The final straw — 9 Comments

  1. Interesting article – but you are totally misrepresenting what I said when you say:

    After all, if that is Anna’s attitude it is also likely to be the attitude of a lot of others, including non-Raccoonites.

    First of all, let’s put to rest this idea that we have been receiving our supplies for free up until now. "

    What I said was: 

    At the moment, water delivery is paid for by taxation – meaning that only those with jobs or businesses are paying for it. Water meters mean that everybody pays for what they use – shades of the Poll Tax and the ill named ‘Bedroom Tax’ here.

    Even the BBC coverage of this charge started off with ‘Tap water in the Republic of Ireland until now has been free’. It has never been ‘free’. Other people were paying for it – it didn’t get into your tap by dint of a leprechaun. Now that organisation so beloved of the left – the EU and the IMF – have insisted that the charge be equally apportioned.

    Now which bit of "It has never been free" led you to the idea that 'Anna's atittude' was that consumers were complaining about a service which had up til then been free? 

    Repeat after me – 'It has never been free' said Anna, 'It has never been free'. 

    Further, there was no implication that metering would reduce the completely solve the problem of leakage – merely that should the leakage be your responsibility, i.e. on your side of the meter – Irish Water were still prepared to pay for the repairs – initially at least. Presumably if it happens again, you will have to pay yourself. 

    Very glad to have you as a reader, but if you are going to link to my blog, do ensure that you are actually quoting me correctly. 

    • Welcome Anna!  My sincere apologies.  What I meant was that it appeared to be your readers' attitude [I have amended the text accordingly].  In my cack-handed way I suppose I was referring to the discussion rather than the post.

      There does seem to be a widespread attitude though that "we pay for our water so why shouldn't the Irish"?  Indeed that is one of the arguments put up by our government – "they pay for it, so you lot can damn well pay for it too".  Countries differ though, and while some may envy our "free water" we may look on in envy at others health systems [for example]. 

      Speaking just from a personal viewpoint, I would be more inclined to pay for a water service if I got any kind of value for money.  As it is, my water supply is virtually undrinkable, as it contains fluoride and chlorine [at times the kitchen smells like a public baths just from running a tap].  If they reduced my pressure, the system would have to go into reverse as pressure is nonexistent.  And to cap it all, we regularly lose water altogether for days at a time in Spring when the filter beds clog up. I am not alone in this, as there are swathes of the country under semi-permanent "boil water" notices due to contaminated supplies.  A proper investment plan to upgrade the system would be more in order than just burdening us with more taxation and wasting our money on setting up companies?

  2. "Anna mentions the prospect of drilling a private well but this is not only very expensive [despite some grants] but is also out of the question for the vast majority of households."

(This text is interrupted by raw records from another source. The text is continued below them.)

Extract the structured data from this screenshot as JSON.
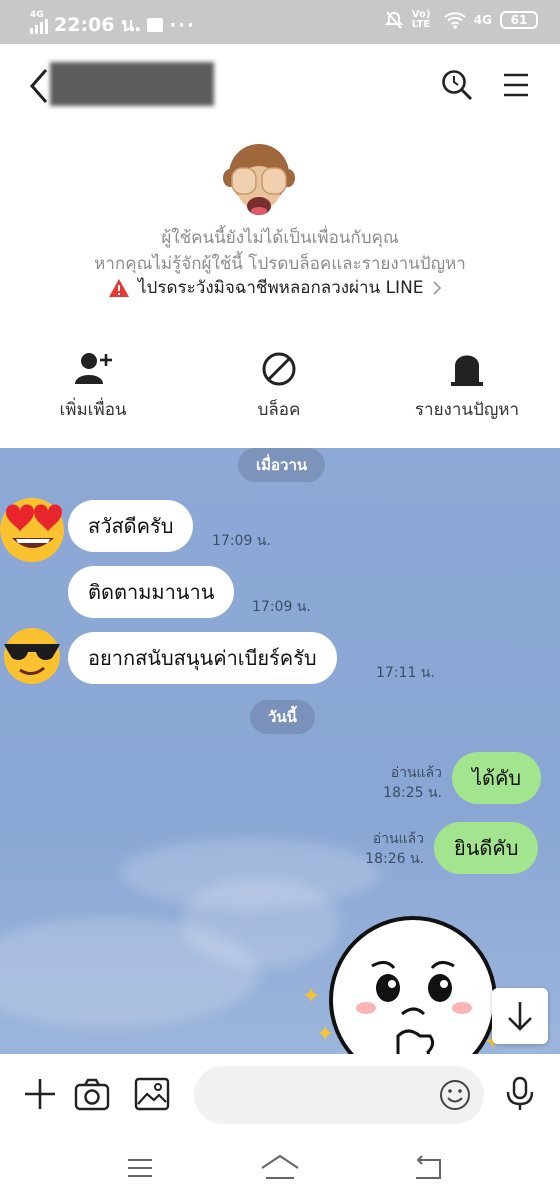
{
  "status_bar": {
    "network": "4G",
    "time": "22:06 น.",
    "more": "···",
    "volte": "Vo) LTE",
    "network_right": "4G",
    "battery": "61"
  },
  "header": {
    "contact_name": "",
    "icons": [
      "back-icon",
      "search-icon",
      "menu-icon"
    ]
  },
  "notice": {
    "line1": "ผู้ใช้คนนี้ยังไม่ได้เป็นเพื่อนกับคุณ",
    "line2": "หากคุณไม่รู้จักผู้ใช้นี้ โปรดบล็อคและรายงานปัญหา",
    "warning": "ไปรดระวังมิจฉาชีพหลอกลวงผ่าน LINE",
    "actions": [
      {
        "label": "เพิ่มเพื่อน",
        "icon": "add-friend-icon"
      },
      {
        "label": "บล็อค",
        "icon": "block-icon"
      },
      {
        "label": "รายงานปัญหา",
        "icon": "report-icon"
      }
    ]
  },
  "chat": {
    "date_yesterday": "เมื่อวาน",
    "date_today": "วันนี้",
    "messages": [
      {
        "direction": "in",
        "text": "สวัสดีครับ",
        "time": "17:09 น."
      },
      {
        "direction": "in",
        "text": "ติดตามมานาน",
        "time": "17:09 น."
      },
      {
        "direction": "in",
        "text": "อยากสนับสนุนค่าเบียร์ครับ",
        "time": "17:11 น."
      },
      {
        "direction": "out",
        "text": "ได้คับ",
        "time": "18:25 น.",
        "read": "อ่านแล้ว"
      },
      {
        "direction": "out",
        "text": "ยินดีคับ",
        "time": "18:26 น.",
        "read": "อ่านแล้ว"
      }
    ]
  },
  "input_bar": {
    "message_value": "",
    "icons": [
      "plus-icon",
      "camera-icon",
      "image-icon",
      "emoji-icon",
      "mic-icon"
    ]
  },
  "colors": {
    "chat_bg": "#8ea9d6",
    "bubble_out": "#a3e48f",
    "bubble_in": "#ffffff",
    "warning_red": "#e53935"
  }
}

    I can remember many years ago reading of a Pub Owner (on the Yorkshire Moors?) who had his own water supply.   The Waterboard sent him a 'stiff' letter stating that they owned all the water and he must pay the water charge.

    His response was that when the Pub was flooded in winter – a regular occurrence – he would send them the bill for cleaning up the mess.

  3. Isn't it amazing that Oxfam only need £2 a month to supply water to an African Village, yet Scottish water charge me £200 a year to supply my house!